Alors on me dit: oui, mais les doctorants sont aussi la pour maintenir la tenue des enseignements à l'Université dans des disciplines en tension. Car en fait, les doctorants sans sources connues de financement sont souvent des vacataires en enseignement de l'Université. On joue ici sur une subtilité du statut de vacataire: si au sens "traditionnel", le vacataire a nécessairement un emploi principal (à hauteur minimale de 900 heures par an, donc en gros au moins un mi-temps), les agents temporaires vacataires ne doivent pas nécessairement justifier d'un emploi principal.

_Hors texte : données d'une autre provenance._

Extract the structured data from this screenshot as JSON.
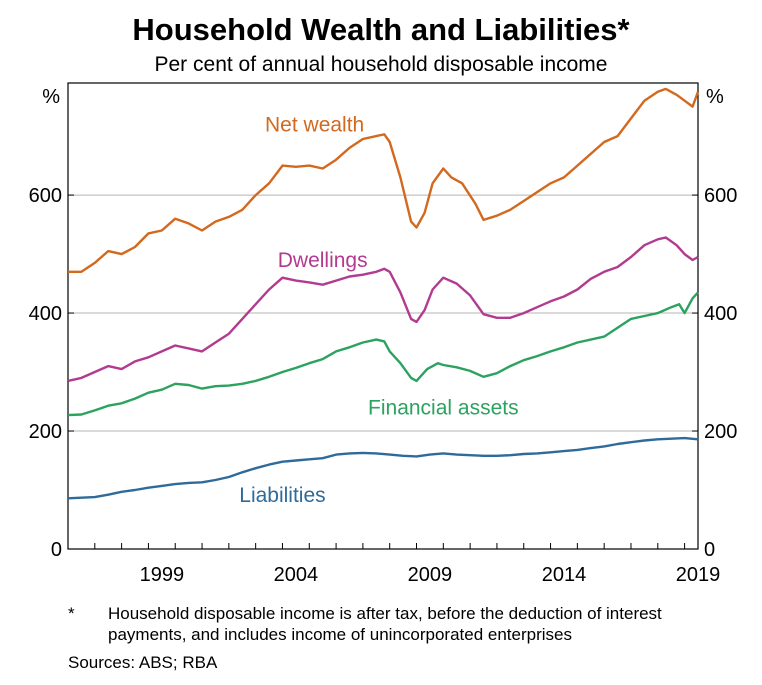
{
  "title": "Household Wealth and Liabilities*",
  "subtitle": "Per cent of annual household disposable income",
  "footnote_marker": "*",
  "footnote": "Household disposable income is after tax, before the deduction of interest payments, and includes income of unincorporated enterprises",
  "sources": "Sources: ABS; RBA",
  "chart_data": {
    "type": "line",
    "title": "Household Wealth and Liabilities*",
    "subtitle": "Per cent of annual household disposable income",
    "ylabel_left": "%",
    "ylabel_right": "%",
    "xlim": [
      1996.0,
      2019.5
    ],
    "ylim": [
      0,
      790
    ],
    "yticks": [
      0,
      200,
      400,
      600
    ],
    "ytick_labels": [
      "0",
      "200",
      "400",
      "600"
    ],
    "xticks": [
      1999,
      2004,
      2009,
      2014,
      2019
    ],
    "xtick_labels": [
      "1999",
      "2004",
      "2009",
      "2014",
      "2019"
    ],
    "grid": true,
    "legend": "inline labels",
    "series": [
      {
        "name": "Net wealth",
        "color": "#d2691e",
        "points": [
          [
            1996.0,
            470
          ],
          [
            1996.5,
            470
          ],
          [
            1997.0,
            485
          ],
          [
            1997.5,
            505
          ],
          [
            1998.0,
            500
          ],
          [
            1998.5,
            512
          ],
          [
            1999.0,
            535
          ],
          [
            1999.5,
            540
          ],
          [
            2000.0,
            560
          ],
          [
            2000.5,
            552
          ],
          [
            2001.0,
            540
          ],
          [
            2001.5,
            555
          ],
          [
            2002.0,
            563
          ],
          [
            2002.5,
            575
          ],
          [
            2003.0,
            600
          ],
          [
            2003.5,
            620
          ],
          [
            2004.0,
            650
          ],
          [
            2004.5,
            648
          ],
          [
            2005.0,
            650
          ],
          [
            2005.5,
            645
          ],
          [
            2006.0,
            660
          ],
          [
            2006.5,
            680
          ],
          [
            2007.0,
            695
          ],
          [
            2007.5,
            700
          ],
          [
            2007.8,
            703
          ],
          [
            2008.0,
            690
          ],
          [
            2008.4,
            630
          ],
          [
            2008.8,
            555
          ],
          [
            2009.0,
            545
          ],
          [
            2009.3,
            570
          ],
          [
            2009.6,
            620
          ],
          [
            2010.0,
            645
          ],
          [
            2010.3,
            630
          ],
          [
            2010.7,
            620
          ],
          [
            2011.2,
            585
          ],
          [
            2011.5,
            558
          ],
          [
            2012.0,
            565
          ],
          [
            2012.5,
            575
          ],
          [
            2013.0,
            590
          ],
          [
            2013.5,
            605
          ],
          [
            2014.0,
            620
          ],
          [
            2014.5,
            630
          ],
          [
            2015.0,
            650
          ],
          [
            2015.5,
            670
          ],
          [
            2016.0,
            690
          ],
          [
            2016.5,
            700
          ],
          [
            2017.0,
            730
          ],
          [
            2017.5,
            760
          ],
          [
            2018.0,
            775
          ],
          [
            2018.3,
            780
          ],
          [
            2018.7,
            770
          ],
          [
            2019.0,
            760
          ],
          [
            2019.3,
            750
          ],
          [
            2019.5,
            775
          ]
        ]
      },
      {
        "name": "Dwellings",
        "color": "#b23b8f",
        "points": [
          [
            1996.0,
            285
          ],
          [
            1996.5,
            290
          ],
          [
            1997.0,
            300
          ],
          [
            1997.5,
            310
          ],
          [
            1998.0,
            305
          ],
          [
            1998.5,
            318
          ],
          [
            1999.0,
            325
          ],
          [
            1999.5,
            335
          ],
          [
            2000.0,
            345
          ],
          [
            2000.5,
            340
          ],
          [
            2001.0,
            335
          ],
          [
            2001.5,
            350
          ],
          [
            2002.0,
            365
          ],
          [
            2002.5,
            390
          ],
          [
            2003.0,
            415
          ],
          [
            2003.5,
            440
          ],
          [
            2004.0,
            460
          ],
          [
            2004.5,
            455
          ],
          [
            2005.0,
            452
          ],
          [
            2005.5,
            448
          ],
          [
            2006.0,
            455
          ],
          [
            2006.5,
            462
          ],
          [
            2007.0,
            465
          ],
          [
            2007.5,
            470
          ],
          [
            2007.8,
            475
          ],
          [
            2008.0,
            470
          ],
          [
            2008.4,
            435
          ],
          [
            2008.8,
            390
          ],
          [
            2009.0,
            385
          ],
          [
            2009.3,
            405
          ],
          [
            2009.6,
            440
          ],
          [
            2010.0,
            460
          ],
          [
            2010.5,
            450
          ],
          [
            2011.0,
            430
          ],
          [
            2011.5,
            398
          ],
          [
            2012.0,
            392
          ],
          [
            2012.5,
            392
          ],
          [
            2013.0,
            400
          ],
          [
            2013.5,
            410
          ],
          [
            2014.0,
            420
          ],
          [
            2014.5,
            428
          ],
          [
            2015.0,
            440
          ],
          [
            2015.5,
            458
          ],
          [
            2016.0,
            470
          ],
          [
            2016.5,
            478
          ],
          [
            2017.0,
            495
          ],
          [
            2017.5,
            515
          ],
          [
            2018.0,
            525
          ],
          [
            2018.3,
            528
          ],
          [
            2018.7,
            515
          ],
          [
            2019.0,
            500
          ],
          [
            2019.3,
            490
          ],
          [
            2019.5,
            495
          ]
        ]
      },
      {
        "name": "Financial assets",
        "color": "#2ca25f",
        "points": [
          [
            1996.0,
            227
          ],
          [
            1996.5,
            228
          ],
          [
            1997.0,
            235
          ],
          [
            1997.5,
            243
          ],
          [
            1998.0,
            247
          ],
          [
            1998.5,
            255
          ],
          [
            1999.0,
            265
          ],
          [
            1999.5,
            270
          ],
          [
            2000.0,
            280
          ],
          [
            2000.5,
            278
          ],
          [
            2001.0,
            272
          ],
          [
            2001.5,
            276
          ],
          [
            2002.0,
            277
          ],
          [
            2002.5,
            280
          ],
          [
            2003.0,
            285
          ],
          [
            2003.5,
            292
          ],
          [
            2004.0,
            300
          ],
          [
            2004.5,
            307
          ],
          [
            2005.0,
            315
          ],
          [
            2005.5,
            322
          ],
          [
            2006.0,
            335
          ],
          [
            2006.5,
            342
          ],
          [
            2007.0,
            350
          ],
          [
            2007.5,
            355
          ],
          [
            2007.8,
            352
          ],
          [
            2008.0,
            335
          ],
          [
            2008.4,
            315
          ],
          [
            2008.8,
            290
          ],
          [
            2009.0,
            285
          ],
          [
            2009.4,
            305
          ],
          [
            2009.8,
            315
          ],
          [
            2010.0,
            312
          ],
          [
            2010.5,
            308
          ],
          [
            2011.0,
            302
          ],
          [
            2011.5,
            292
          ],
          [
            2012.0,
            298
          ],
          [
            2012.5,
            310
          ],
          [
            2013.0,
            320
          ],
          [
            2013.5,
            327
          ],
          [
            2014.0,
            335
          ],
          [
            2014.5,
            342
          ],
          [
            2015.0,
            350
          ],
          [
            2015.5,
            355
          ],
          [
            2016.0,
            360
          ],
          [
            2016.5,
            375
          ],
          [
            2017.0,
            390
          ],
          [
            2017.5,
            395
          ],
          [
            2018.0,
            400
          ],
          [
            2018.5,
            410
          ],
          [
            2018.8,
            415
          ],
          [
            2019.0,
            400
          ],
          [
            2019.3,
            425
          ],
          [
            2019.5,
            435
          ]
        ]
      },
      {
        "name": "Liabilities",
        "color": "#2f6b9a",
        "points": [
          [
            1996.0,
            86
          ],
          [
            1996.5,
            87
          ],
          [
            1997.0,
            88
          ],
          [
            1997.5,
            92
          ],
          [
            1998.0,
            97
          ],
          [
            1998.5,
            100
          ],
          [
            1999.0,
            104
          ],
          [
            1999.5,
            107
          ],
          [
            2000.0,
            110
          ],
          [
            2000.5,
            112
          ],
          [
            2001.0,
            113
          ],
          [
            2001.5,
            117
          ],
          [
            2002.0,
            122
          ],
          [
            2002.5,
            130
          ],
          [
            2003.0,
            137
          ],
          [
            2003.5,
            143
          ],
          [
            2004.0,
            148
          ],
          [
            2004.5,
            150
          ],
          [
            2005.0,
            152
          ],
          [
            2005.5,
            154
          ],
          [
            2006.0,
            160
          ],
          [
            2006.5,
            162
          ],
          [
            2007.0,
            163
          ],
          [
            2007.5,
            162
          ],
          [
            2008.0,
            160
          ],
          [
            2008.5,
            158
          ],
          [
            2009.0,
            157
          ],
          [
            2009.5,
            160
          ],
          [
            2010.0,
            162
          ],
          [
            2010.5,
            160
          ],
          [
            2011.0,
            159
          ],
          [
            2011.5,
            158
          ],
          [
            2012.0,
            158
          ],
          [
            2012.5,
            159
          ],
          [
            2013.0,
            161
          ],
          [
            2013.5,
            162
          ],
          [
            2014.0,
            164
          ],
          [
            2014.5,
            166
          ],
          [
            2015.0,
            168
          ],
          [
            2015.5,
            171
          ],
          [
            2016.0,
            174
          ],
          [
            2016.5,
            178
          ],
          [
            2017.0,
            181
          ],
          [
            2017.5,
            184
          ],
          [
            2018.0,
            186
          ],
          [
            2018.5,
            187
          ],
          [
            2019.0,
            188
          ],
          [
            2019.5,
            186
          ]
        ]
      }
    ],
    "annotations": [
      {
        "text": "Net wealth",
        "series": "Net wealth",
        "x": 2005.2,
        "y": 708
      },
      {
        "text": "Dwellings",
        "series": "Dwellings",
        "x": 2005.5,
        "y": 478
      },
      {
        "text": "Financial assets",
        "series": "Financial assets",
        "x": 2010.0,
        "y": 228
      },
      {
        "text": "Liabilities",
        "series": "Liabilities",
        "x": 2004.0,
        "y": 80
      }
    ]
  }
}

Par contre, leur service est normalement limité 96 HETD (un demi-service enseignement), soit un revenu d'environ 3700€ annuel net. Difficile d'affirmer qu'il puisse s'agir d'un "revenu suffisant permettant d'assurer des conditions financières nécessaires au bon déroulement de la thèse". En termes d'ETP, ces situations représentent au maximum 2500 ETP environ sur un total de 50000: on devrait donc pouvoir s'arranger différemment.  

 

Je milite donc (façon de parler, ce n'est pas mon genre) pour un respect littéral des textes: on ne doit pas inscrire en thèse quelqu'un qui n'a pas de moyens de subsistance associés directement à la préparation de son doctorat (et dont le montant minimal est celui fixé par le contrat doctoral). Fut-ce contre son gré. Etre directeur d'école doctoral, c'est probablement assez ingrat, mais ce serait bien qu'ils assument un peu les responsabilités inhérentes.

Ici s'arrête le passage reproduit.